Titre : GLORIA BELL

Année de Sortie : 2019

Genre :  Romance / Comédie dramatique

Nationalité : Américain

Avis : Bon

En 2014, GLORIA avait représenté le Chili aux Oscars, cinq années plus tard, sort son remake Américain GLORIA BELL.

C’est le Chilien Sebastián Lelio qui, après s’être chargé de l’original, réalise cette nouvelle version. Celui qui a reporté l’année dernière l’Oscar du Meilleur film étranger pour UNE FEMME FANTASTIQUE, va écrire le scénario avec Alice Johnson Boher.

Dans GLORIA BELL, on retrouve Gloria (Julianne Moore), bientôt la cinquantaine, et divorcée. Alors qu’elle profite de la vie, elle va faire la rencontre d’un homme (John Turturro).

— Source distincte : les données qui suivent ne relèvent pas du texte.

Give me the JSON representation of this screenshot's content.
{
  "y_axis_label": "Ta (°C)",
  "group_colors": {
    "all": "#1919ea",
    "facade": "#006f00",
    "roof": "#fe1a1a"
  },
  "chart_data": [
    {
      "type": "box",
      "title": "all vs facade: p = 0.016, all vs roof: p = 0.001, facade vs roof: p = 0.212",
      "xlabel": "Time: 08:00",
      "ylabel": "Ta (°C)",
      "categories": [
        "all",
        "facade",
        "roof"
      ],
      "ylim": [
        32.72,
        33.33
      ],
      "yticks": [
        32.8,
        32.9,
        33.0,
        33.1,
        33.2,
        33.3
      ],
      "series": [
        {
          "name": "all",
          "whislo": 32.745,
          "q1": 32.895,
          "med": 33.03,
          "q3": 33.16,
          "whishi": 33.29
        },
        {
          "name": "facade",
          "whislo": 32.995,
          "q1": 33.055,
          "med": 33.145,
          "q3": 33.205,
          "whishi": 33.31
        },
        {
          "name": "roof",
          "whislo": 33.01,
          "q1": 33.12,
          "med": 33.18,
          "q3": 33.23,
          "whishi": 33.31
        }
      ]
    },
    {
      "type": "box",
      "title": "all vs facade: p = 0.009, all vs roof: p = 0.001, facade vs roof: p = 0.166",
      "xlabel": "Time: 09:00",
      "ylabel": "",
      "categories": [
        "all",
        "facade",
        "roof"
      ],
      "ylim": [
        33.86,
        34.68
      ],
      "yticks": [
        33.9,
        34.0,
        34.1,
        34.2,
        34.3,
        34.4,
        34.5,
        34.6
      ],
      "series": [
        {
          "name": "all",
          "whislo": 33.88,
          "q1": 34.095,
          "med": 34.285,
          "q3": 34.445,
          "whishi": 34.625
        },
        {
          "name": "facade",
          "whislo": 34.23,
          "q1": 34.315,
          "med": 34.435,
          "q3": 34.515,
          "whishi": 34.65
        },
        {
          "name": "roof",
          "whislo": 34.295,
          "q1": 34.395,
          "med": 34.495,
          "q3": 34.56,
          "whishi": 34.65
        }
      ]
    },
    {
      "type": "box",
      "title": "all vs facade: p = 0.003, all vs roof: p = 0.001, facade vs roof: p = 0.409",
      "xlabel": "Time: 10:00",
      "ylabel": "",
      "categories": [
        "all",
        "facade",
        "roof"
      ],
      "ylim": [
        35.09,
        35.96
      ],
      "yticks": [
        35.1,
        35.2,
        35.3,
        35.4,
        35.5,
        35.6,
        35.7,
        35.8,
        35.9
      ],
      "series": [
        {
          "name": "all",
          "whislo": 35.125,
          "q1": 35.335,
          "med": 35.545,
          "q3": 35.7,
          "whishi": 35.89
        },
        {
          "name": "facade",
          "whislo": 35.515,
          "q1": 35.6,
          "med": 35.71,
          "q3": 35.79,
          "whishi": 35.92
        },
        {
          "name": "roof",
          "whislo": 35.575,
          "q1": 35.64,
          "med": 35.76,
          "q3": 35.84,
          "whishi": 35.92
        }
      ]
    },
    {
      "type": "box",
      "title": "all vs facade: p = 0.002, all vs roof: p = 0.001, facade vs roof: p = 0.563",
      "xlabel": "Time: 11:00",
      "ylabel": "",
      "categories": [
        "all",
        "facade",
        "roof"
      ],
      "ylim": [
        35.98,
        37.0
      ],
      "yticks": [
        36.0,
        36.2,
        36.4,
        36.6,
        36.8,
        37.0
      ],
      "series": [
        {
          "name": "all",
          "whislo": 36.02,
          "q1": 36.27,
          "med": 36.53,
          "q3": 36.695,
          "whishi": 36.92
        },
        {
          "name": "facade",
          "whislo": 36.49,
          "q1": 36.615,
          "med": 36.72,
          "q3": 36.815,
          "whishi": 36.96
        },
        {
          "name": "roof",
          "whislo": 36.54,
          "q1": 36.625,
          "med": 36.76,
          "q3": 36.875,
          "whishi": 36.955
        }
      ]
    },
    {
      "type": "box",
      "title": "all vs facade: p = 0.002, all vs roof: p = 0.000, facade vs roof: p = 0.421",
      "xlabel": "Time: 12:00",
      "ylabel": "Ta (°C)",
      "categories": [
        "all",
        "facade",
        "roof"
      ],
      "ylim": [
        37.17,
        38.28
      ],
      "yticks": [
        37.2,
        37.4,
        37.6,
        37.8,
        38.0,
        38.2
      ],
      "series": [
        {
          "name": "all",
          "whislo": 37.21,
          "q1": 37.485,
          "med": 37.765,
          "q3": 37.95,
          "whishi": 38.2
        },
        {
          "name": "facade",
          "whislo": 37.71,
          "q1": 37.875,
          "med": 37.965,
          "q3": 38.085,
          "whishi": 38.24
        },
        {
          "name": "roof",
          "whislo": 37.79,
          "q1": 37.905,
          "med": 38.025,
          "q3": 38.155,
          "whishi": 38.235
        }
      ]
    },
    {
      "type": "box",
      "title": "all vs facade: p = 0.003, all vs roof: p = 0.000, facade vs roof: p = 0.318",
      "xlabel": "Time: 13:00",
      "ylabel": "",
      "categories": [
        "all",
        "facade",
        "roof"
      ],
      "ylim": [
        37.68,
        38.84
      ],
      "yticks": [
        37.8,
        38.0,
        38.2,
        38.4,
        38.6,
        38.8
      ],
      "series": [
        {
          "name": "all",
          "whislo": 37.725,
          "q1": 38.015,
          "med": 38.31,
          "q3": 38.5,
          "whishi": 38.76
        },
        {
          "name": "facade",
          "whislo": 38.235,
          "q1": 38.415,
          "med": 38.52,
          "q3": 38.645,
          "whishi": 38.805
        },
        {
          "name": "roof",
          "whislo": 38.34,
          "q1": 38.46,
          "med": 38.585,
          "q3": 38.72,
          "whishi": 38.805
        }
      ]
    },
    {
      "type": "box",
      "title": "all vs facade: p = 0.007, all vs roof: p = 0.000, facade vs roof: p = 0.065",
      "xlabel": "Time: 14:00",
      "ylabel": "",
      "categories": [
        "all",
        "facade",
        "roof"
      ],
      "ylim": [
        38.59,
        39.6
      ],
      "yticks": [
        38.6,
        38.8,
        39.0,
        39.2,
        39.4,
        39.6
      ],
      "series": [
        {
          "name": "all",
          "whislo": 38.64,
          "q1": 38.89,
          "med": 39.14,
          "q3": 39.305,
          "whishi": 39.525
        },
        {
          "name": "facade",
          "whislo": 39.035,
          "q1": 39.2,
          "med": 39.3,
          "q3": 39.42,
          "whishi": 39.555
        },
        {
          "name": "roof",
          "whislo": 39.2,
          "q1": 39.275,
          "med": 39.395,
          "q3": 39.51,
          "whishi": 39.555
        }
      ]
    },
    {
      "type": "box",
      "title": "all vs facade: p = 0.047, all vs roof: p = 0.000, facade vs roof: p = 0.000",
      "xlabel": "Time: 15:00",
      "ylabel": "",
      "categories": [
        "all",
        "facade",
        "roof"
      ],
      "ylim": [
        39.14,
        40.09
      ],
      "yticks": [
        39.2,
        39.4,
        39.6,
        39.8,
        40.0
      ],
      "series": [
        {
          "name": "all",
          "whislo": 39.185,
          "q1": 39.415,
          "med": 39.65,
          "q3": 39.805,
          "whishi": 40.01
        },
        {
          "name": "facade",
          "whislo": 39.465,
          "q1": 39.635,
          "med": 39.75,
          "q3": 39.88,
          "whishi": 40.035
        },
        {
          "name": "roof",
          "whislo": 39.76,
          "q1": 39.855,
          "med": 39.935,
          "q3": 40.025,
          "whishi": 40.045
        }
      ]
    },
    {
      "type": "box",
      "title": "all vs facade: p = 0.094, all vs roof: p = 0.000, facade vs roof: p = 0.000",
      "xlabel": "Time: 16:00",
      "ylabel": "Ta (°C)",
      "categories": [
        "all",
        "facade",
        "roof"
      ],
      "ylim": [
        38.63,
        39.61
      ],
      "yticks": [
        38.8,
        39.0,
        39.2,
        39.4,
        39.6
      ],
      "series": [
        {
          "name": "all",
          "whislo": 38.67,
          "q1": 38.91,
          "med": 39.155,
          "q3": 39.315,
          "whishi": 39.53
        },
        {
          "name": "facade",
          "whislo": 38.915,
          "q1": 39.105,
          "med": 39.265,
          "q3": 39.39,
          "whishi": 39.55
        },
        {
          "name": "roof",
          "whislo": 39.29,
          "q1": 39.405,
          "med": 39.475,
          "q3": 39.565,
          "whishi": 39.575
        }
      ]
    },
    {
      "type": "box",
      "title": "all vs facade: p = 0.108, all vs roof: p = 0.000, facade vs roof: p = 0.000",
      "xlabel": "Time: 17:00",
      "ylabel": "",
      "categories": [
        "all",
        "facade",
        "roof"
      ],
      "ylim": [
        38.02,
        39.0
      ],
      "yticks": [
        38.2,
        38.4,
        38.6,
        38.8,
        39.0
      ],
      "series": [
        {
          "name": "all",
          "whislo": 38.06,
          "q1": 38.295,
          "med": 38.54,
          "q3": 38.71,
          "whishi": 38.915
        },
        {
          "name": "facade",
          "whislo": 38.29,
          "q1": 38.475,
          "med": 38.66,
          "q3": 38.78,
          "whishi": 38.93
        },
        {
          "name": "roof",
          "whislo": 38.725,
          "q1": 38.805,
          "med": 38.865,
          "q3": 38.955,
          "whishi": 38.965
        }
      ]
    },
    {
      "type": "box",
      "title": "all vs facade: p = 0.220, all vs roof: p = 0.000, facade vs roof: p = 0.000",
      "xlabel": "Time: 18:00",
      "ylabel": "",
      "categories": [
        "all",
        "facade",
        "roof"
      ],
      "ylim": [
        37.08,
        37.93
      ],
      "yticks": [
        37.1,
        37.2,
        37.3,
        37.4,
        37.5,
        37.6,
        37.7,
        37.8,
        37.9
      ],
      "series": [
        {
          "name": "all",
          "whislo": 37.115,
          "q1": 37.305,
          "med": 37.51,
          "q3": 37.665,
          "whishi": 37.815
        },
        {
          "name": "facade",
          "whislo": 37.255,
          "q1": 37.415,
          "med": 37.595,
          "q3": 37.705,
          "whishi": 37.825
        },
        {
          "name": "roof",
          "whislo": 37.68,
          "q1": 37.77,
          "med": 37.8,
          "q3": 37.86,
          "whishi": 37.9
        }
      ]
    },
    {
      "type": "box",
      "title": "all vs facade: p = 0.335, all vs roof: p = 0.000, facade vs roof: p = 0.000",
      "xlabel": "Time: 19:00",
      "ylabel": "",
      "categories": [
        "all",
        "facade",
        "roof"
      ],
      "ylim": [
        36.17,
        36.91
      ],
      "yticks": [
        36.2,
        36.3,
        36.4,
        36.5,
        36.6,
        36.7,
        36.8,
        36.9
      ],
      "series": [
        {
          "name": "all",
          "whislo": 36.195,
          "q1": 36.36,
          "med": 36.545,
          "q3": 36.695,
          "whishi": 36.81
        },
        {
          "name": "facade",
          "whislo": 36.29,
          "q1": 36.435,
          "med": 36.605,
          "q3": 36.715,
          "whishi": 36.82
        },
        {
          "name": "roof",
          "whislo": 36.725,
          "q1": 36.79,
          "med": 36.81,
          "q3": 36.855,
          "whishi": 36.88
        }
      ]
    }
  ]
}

L’histoire a beau être simpliste, j’ai tout de même passé un moment agréable devant ce film. C’est toujours un risque de faire le remake de son propre film, surtout pour l’adapter au standard Américain. Alors certes, je n’ai pas vu l’original, mais je trouve tout de même que Sebastián Lelio, à la différence de Hans Petter Moland pour SANG FROID, s’en est bien sorti. GLORIA BELL va être portée par une Julianne Moore des grands jours. Tout le film tourne autour de son personnage. Elle est présente dans toutes les scènes. Il était donc important qu’elle assume comme il se doit, et c’est chose faites. Elle est bien aidée par son amoureux du jour, John Turturro dont la prestation m’a beaucoup plu. Ces deux-là se retrouve vingt ans après s’être croisé sur le mythique THE BIG LEBOWSKI. Leur duo fonctionne très bien. Par contre, le reste du casting est assez fade. Les membres de sa famille sont présents sans pour autant avoir un véritable impact sur ce qui se passe. Tout sera axé sur la relation romantique. C’est dommage car cela manque un peu de profondeur. Le scénario est extrêmement prévisible et n’offre donc aucune surprise. GLORIA BELL est aussi un constat de ce que peut être la vie d’une quinquagénaire qui a encore le goût de vivre mais donc les proches se sont éloignés. J’ai même ressenti de la peine pour elle. Cependant, le film, même s’il n’est pas toujours rose, ne tombe pas dans le dramatique. Il y a toujours cette touche d’espoirs pour Gloria.

En faisant GLORIA BELL, Sebastián Lelio a voulu faire une ode pour la génération de ses parents.